The Balluku thread also surfaced in Ulsi Manja’s reply from the rostrum, which was less an answer than a warning: were Berisha’s own file ever opened, Manja said, “all of Albania would smell it.” The exchange is a reminder of how much of Albania’s accession conversation now runs through unresolved questions of immunity, prosecutorial reach, and what the SPAK architecture is permitted to touch.

The foreign minister’s counter-frame
Foreign Minister Ferit Hoxha used the session to push back against the blocking narrative with a precision that reflects the audience he was addressing. The process, he told the chamber, has not been blocked or halted by any member state. Albania, as a candidate, is not party to internal Council deliberations and will be present at that table only as a member. He framed the 2030 accession target as “absolutely achievable” if the current rhythm is maintained, and pointed to the closing of technical negotiations in 2027 as the formal milestone now in view. The framing is the standard one used by the government for European audiences: rhythm and reform, not crisis and protection.
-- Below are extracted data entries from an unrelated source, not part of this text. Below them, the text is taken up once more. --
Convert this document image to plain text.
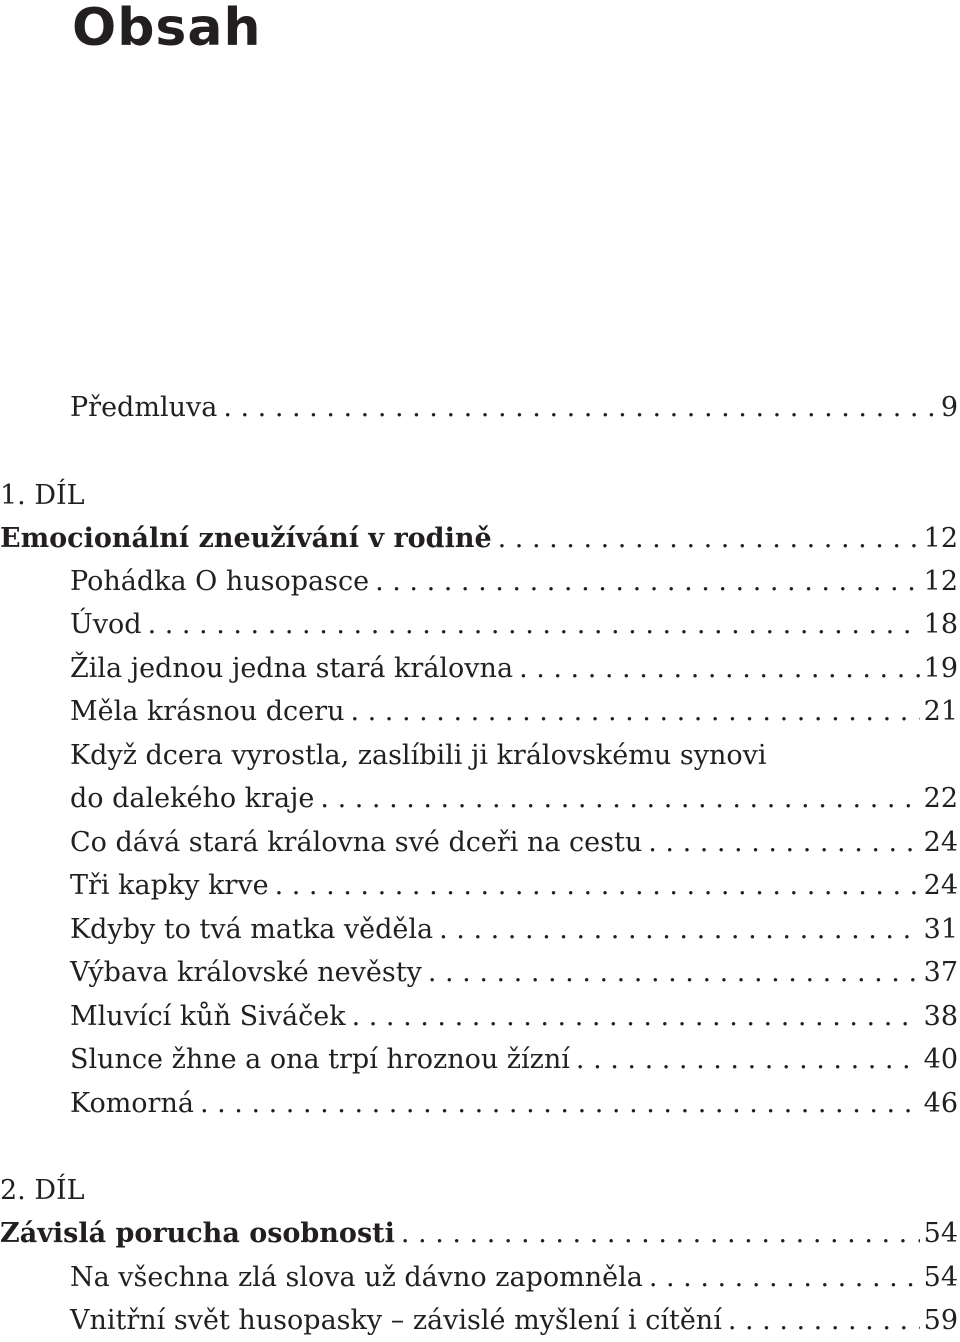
Obsah
Předmluva . . .	9
1. DÍL
Emocionální zneužívání v rodině . . .	12
Pohádka O husopasce . . .	12
Úvod . . .	18
Žila jednou jedna stará královna . . .	19
Měla krásnou dceru . . .	21
Když dcera vyrostla, zaslíbili ji královskému synovi
do dalekého kraje . . .	22
Co dává stará královna své dceři na cestu . . .	24
Tři kapky krve . . .	24
Kdyby to tvá matka věděla . . .	31
Výbava královské nevěsty . . .	37
Mluvící kůň Siváček . . .	38
Slunce žhne a ona trpí hroznou žízní . . .	40
Komorná . . .	46
2. DÍL
Závislá porucha osobnosti . . .	54
Na všechna zlá slova už dávno zapomněla . . .	54
Vnitřní svět husopasky – závislé myšlení i cítění . . .	59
The gap between Hoxha’s frame and Bardhi’s is the real political content of the day. Both rest on selective readings of the same underlying procedural state. The IBAR has not yet been issued. Member states have raised concerns through diplomatic channels. The Balluku immunity vote has been received in European capitals as a signal about the government’s willingness to subordinate institutional priorities to political ones. None of this is in formal dispute; what is in dispute is how to characterize it.

Tafa, and the limits of the integration consensus
A parallel item on the day’s agenda underscored the boundaries of what consensus was on offer. Genta Tafa (Bungo) was sworn in as Commissioner for Protection from Discrimination, having been approved earlier in the day in the relevant committee with Socialist votes alone. Bardhi used the swearing-in to call her appointment a disgrace, charging that the candidate had discriminated against the north of the country and had been “used politically in the vetting process.” Ilir Meta, from the Party of Freedom, welcomed the integration resolution but described it as “very late,” consistent with the broader argument that Tirana’s accession trajectory has been throttled less by external skepticism than by the absence of internal political will.

The Tafa intervention and the Meta statement together draw the line: the bipartisan resolution on accession does not signal a broader institutional truce. It signals only that, on a text formulated for the European audience, and on a vote on which abstention would have been read in Brussels as obstruction, the parties found alignment.

The structural fact of the day is that Albania’s Parliament has now committed itself, on the record and with the signature of both political blocs, to a procedural architecture for the next phase of accession. That architecture is real. It will be invoked. The question it raises is the one the resolution itself does not answer: whether the conditions for that architecture to function (an opposition genuinely permitted to exercise oversight, a majority genuinely willing to be held accountable, an executive that responds to parliamentary scrutiny on substance rather than form) are present in the current configuration of Tirana’s institutional life. The 114 votes were a necessary act. They are not, on their own, a sufficient one. What was demonstrated on May 14 is that European pressure can still produce convergence around a text. What remains to be demonstrated is that the text can produce convergence around practice.

The Charlemagne Prize was awarded in Aachen on the same day. The prime minister was there to applaud it. The resolution that committed his government to European procedural standards passed in his absence, drafted in part by an opposition that does not believe he will honor it, and signed by a party leader who would not cast the vote in person. Read together, those three facts are the day’s real text.